According to the paper:
Implications in Real World
In practical terms, while RecurrentGemma models are great for shorter sequences, they may not perform as well as traditional transformer models like Gemma-2B when working with very long sequences that go beyond the local attention window.
This approach to language models is important because it offers alternative ways to enhance their performance without requiring as much computational resources as a transformer model. It demonstrates that a non-transformer model can address the issue of limited cache sizes in transformer models, which often result in higher memory usage.
As a result, this development could pave the way for the use of language models in scenarios with limited resources in the near future.
Read the Google DeepMind research paper:
RecurrentGemma: Moving Past Transformers for Efficient Open Language Models (PDF)
Featured Image by Shutterstock/Photo For Everything
Editor's P/S:
The advent of RecurrentGemma, a novel language model from Google DeepMind, marks a significant stride in the evolution of AI language processing. It offers a compelling alternative to transformer-based models, boasting superior performance and memory efficiency. This breakthrough opens up exciting possibilities for harnessing the power of language models in resource-constrained environments, such as mobile devices and low-powered servers.
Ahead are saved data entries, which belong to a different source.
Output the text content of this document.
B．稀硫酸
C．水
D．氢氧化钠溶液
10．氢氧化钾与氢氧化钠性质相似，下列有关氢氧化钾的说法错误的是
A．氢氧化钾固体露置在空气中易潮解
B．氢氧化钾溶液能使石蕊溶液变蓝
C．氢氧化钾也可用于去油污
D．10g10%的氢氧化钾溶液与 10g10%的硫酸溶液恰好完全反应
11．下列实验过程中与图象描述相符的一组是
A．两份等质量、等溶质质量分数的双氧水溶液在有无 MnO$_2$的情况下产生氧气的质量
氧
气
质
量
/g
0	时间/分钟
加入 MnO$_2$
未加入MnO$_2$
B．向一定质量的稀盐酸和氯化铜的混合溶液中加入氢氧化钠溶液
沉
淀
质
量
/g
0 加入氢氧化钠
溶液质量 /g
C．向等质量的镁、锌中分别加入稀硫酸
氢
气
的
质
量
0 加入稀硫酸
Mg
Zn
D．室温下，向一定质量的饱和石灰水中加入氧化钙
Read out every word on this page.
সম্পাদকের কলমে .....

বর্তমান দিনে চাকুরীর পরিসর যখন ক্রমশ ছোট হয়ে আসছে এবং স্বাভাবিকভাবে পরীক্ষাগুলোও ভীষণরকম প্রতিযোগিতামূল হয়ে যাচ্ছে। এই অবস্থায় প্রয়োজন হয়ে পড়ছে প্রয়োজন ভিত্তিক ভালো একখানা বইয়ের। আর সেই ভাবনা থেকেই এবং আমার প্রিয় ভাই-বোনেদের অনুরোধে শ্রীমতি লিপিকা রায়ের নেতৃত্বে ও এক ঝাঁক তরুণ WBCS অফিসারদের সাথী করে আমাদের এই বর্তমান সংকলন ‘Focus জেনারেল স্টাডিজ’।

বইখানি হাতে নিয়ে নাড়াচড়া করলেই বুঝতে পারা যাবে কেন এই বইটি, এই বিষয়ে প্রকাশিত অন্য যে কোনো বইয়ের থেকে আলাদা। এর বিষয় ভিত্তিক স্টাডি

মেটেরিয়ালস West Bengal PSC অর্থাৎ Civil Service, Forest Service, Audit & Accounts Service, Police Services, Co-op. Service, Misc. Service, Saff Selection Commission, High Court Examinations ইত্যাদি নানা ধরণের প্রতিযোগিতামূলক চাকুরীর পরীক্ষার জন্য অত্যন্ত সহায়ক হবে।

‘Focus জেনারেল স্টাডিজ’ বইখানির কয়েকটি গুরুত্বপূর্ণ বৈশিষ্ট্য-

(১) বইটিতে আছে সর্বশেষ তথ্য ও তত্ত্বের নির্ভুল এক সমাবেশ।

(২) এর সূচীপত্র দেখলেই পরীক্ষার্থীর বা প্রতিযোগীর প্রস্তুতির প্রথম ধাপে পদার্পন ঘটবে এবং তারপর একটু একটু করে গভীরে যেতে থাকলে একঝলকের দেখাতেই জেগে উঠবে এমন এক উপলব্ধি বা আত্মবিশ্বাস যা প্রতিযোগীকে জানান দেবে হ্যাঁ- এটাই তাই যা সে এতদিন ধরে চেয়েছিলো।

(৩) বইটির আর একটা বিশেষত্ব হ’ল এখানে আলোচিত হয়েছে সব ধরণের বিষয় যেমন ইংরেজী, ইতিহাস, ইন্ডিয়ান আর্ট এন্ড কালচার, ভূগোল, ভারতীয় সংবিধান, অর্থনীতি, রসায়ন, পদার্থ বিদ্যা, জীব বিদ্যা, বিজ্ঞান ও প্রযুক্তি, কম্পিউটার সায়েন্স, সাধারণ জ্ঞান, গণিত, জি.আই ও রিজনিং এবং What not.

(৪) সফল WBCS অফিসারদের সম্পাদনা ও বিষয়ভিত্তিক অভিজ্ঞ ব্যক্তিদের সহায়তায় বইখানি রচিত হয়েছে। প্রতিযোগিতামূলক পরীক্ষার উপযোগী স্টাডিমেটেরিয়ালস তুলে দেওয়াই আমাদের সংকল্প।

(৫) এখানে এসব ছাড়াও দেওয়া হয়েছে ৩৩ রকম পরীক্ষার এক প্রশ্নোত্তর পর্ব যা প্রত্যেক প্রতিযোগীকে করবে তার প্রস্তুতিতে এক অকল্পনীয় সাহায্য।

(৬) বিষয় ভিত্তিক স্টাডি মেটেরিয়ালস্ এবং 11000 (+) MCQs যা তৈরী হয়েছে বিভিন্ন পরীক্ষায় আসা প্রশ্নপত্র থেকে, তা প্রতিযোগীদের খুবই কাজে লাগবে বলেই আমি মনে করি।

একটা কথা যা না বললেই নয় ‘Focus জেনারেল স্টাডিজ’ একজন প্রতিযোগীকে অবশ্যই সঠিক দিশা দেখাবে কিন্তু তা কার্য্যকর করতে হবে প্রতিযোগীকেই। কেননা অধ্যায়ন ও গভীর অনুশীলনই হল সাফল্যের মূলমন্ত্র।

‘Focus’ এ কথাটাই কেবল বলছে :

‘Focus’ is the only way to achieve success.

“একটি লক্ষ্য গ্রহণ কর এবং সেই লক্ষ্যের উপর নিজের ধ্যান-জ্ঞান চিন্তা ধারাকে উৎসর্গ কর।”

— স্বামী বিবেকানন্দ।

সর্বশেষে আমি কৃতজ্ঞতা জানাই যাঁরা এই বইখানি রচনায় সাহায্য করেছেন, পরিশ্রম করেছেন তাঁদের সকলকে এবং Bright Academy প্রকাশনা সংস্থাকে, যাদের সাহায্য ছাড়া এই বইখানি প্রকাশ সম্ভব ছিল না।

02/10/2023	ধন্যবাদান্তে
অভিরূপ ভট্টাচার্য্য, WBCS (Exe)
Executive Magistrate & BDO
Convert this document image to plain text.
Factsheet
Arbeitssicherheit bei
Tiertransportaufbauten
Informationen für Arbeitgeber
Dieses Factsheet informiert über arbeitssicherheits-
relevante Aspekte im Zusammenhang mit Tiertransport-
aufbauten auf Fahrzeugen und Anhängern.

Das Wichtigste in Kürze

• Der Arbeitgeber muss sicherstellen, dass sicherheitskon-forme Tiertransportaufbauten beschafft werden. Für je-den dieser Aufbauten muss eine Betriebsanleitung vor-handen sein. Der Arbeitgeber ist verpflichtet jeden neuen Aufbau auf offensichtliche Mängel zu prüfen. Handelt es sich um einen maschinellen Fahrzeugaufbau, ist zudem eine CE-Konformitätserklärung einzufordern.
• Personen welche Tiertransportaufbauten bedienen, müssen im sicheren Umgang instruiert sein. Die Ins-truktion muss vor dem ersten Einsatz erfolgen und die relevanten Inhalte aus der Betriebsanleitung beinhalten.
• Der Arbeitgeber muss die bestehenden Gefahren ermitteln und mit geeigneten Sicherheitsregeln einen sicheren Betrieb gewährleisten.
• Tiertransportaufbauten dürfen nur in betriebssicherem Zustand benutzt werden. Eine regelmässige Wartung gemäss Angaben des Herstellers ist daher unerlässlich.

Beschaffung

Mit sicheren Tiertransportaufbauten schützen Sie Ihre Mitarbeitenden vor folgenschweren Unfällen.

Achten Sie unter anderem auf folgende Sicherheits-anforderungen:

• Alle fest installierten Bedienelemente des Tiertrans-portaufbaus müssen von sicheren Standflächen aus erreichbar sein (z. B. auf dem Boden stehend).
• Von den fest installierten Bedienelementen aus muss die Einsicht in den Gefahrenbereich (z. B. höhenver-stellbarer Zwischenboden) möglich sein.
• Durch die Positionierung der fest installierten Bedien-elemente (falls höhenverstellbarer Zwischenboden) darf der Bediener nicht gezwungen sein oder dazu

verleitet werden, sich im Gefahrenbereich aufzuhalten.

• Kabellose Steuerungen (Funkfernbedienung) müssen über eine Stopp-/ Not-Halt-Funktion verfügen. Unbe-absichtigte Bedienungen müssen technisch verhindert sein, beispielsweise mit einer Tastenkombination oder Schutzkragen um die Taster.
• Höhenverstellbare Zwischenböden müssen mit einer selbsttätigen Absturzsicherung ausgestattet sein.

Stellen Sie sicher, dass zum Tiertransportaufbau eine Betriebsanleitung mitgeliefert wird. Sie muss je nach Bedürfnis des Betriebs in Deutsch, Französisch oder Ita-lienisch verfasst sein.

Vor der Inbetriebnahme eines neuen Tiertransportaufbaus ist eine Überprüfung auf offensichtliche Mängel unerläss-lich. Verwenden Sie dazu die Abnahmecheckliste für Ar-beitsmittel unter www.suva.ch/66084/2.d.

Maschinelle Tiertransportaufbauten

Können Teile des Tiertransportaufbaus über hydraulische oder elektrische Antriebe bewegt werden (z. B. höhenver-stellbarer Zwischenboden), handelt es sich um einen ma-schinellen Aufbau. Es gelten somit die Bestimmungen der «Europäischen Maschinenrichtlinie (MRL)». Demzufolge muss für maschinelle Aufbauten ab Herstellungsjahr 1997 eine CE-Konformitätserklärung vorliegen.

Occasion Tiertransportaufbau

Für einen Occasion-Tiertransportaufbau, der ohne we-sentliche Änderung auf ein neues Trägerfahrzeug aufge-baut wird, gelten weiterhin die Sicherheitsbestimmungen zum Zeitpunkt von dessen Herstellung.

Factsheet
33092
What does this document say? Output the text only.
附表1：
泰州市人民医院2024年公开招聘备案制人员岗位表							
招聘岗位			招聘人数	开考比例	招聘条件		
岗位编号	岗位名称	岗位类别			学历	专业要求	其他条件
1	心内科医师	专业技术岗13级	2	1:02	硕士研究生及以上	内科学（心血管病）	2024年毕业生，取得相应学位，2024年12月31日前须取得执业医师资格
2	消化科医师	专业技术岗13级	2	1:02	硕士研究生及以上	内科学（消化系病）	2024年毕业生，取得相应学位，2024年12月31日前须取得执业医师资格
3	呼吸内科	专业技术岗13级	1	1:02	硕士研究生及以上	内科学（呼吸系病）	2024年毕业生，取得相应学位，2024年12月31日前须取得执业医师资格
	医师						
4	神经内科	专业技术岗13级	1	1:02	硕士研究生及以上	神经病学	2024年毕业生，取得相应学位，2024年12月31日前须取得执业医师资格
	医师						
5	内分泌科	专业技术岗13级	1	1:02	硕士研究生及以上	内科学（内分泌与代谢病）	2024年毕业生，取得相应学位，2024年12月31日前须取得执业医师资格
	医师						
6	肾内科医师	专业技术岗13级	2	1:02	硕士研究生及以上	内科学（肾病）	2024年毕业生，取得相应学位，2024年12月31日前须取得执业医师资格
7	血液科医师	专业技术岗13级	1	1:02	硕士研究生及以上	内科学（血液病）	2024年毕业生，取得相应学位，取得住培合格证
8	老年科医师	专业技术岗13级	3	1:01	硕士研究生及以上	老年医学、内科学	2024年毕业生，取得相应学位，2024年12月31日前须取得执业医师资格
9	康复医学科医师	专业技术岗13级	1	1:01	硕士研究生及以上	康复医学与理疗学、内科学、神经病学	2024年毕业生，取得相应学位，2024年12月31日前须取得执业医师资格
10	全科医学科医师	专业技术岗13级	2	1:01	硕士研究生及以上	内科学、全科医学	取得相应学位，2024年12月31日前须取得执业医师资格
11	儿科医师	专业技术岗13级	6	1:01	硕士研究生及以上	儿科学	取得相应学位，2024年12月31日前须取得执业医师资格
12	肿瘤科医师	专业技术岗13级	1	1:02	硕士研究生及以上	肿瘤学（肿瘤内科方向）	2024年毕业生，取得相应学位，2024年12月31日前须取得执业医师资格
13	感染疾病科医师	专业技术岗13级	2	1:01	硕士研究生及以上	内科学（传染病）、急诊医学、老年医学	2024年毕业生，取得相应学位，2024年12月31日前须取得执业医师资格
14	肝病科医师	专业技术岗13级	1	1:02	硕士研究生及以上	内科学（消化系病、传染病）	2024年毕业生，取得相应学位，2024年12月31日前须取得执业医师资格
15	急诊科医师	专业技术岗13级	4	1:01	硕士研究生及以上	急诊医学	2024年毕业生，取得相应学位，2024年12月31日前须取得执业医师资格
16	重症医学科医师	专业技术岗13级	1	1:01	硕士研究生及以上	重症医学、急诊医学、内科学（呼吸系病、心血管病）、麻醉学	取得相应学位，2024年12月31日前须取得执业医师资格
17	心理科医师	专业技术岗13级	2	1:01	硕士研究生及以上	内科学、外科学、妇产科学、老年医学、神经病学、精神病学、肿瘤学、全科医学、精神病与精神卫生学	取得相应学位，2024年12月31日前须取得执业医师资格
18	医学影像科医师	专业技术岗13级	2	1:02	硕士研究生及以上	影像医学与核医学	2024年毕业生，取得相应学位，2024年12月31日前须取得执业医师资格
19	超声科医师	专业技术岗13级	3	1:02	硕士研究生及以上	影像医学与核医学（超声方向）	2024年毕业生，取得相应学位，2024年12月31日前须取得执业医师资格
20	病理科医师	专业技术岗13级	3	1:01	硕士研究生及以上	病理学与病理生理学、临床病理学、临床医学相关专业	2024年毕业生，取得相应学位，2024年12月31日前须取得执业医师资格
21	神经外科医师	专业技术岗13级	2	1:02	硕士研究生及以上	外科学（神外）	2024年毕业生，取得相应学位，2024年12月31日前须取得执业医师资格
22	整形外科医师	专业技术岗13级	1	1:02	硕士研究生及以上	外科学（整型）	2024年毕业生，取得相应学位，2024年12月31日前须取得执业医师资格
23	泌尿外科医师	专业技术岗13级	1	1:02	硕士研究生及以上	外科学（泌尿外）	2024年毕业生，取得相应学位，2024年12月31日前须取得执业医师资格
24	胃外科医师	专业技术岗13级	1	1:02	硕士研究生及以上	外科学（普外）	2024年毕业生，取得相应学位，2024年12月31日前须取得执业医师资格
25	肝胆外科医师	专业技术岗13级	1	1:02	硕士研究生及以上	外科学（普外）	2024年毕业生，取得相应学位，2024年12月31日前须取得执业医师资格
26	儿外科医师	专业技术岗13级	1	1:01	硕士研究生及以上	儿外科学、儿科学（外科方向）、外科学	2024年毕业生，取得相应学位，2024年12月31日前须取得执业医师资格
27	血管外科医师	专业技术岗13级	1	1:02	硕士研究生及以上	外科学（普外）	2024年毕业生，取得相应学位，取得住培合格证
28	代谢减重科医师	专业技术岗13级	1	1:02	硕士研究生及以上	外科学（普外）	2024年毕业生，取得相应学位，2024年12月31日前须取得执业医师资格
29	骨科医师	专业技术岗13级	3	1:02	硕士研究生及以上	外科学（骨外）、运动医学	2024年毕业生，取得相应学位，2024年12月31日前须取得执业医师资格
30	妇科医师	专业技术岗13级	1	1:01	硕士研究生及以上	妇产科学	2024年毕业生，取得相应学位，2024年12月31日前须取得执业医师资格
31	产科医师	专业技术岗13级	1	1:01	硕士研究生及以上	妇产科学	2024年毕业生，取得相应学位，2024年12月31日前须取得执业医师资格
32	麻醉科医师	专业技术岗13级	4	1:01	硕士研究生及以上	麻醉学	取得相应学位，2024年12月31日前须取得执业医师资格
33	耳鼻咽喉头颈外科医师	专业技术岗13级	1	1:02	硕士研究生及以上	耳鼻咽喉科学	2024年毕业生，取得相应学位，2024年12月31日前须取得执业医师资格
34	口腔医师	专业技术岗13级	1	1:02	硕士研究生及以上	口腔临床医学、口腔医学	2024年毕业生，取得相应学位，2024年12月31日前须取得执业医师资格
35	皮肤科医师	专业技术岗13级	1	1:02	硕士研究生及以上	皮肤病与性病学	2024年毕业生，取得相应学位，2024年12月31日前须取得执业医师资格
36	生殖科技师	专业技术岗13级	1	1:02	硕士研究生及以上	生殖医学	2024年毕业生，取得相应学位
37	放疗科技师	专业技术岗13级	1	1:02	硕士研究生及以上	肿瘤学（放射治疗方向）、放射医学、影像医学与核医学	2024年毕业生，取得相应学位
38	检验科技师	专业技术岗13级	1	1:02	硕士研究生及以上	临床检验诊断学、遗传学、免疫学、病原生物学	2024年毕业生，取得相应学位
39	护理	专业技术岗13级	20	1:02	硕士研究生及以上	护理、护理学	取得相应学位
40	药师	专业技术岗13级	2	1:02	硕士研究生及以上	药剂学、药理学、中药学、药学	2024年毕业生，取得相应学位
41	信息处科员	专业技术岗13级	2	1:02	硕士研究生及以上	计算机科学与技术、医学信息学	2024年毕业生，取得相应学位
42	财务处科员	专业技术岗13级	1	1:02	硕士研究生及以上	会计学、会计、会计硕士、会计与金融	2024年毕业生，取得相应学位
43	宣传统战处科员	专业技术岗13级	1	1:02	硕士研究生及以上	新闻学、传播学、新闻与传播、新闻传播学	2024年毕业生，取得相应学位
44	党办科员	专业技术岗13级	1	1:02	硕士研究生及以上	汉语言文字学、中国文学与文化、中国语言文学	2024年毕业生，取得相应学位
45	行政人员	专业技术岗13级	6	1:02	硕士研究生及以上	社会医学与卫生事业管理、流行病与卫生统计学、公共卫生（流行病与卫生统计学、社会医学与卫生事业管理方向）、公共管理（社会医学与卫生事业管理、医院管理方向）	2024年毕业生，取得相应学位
RecurrentGemma's ability to outperform transformer models on shorter sequences while maintaining a small state size and fast processing times is particularly noteworthy. This makes it an ideal choice for applications that require real-time language processing, such as chatbots, voice assistants, and text summarization tools. Moreover, its potential to process sequences of any length without memory limitations paves the way for advancements in fields such as language generation, machine translation, and question answering.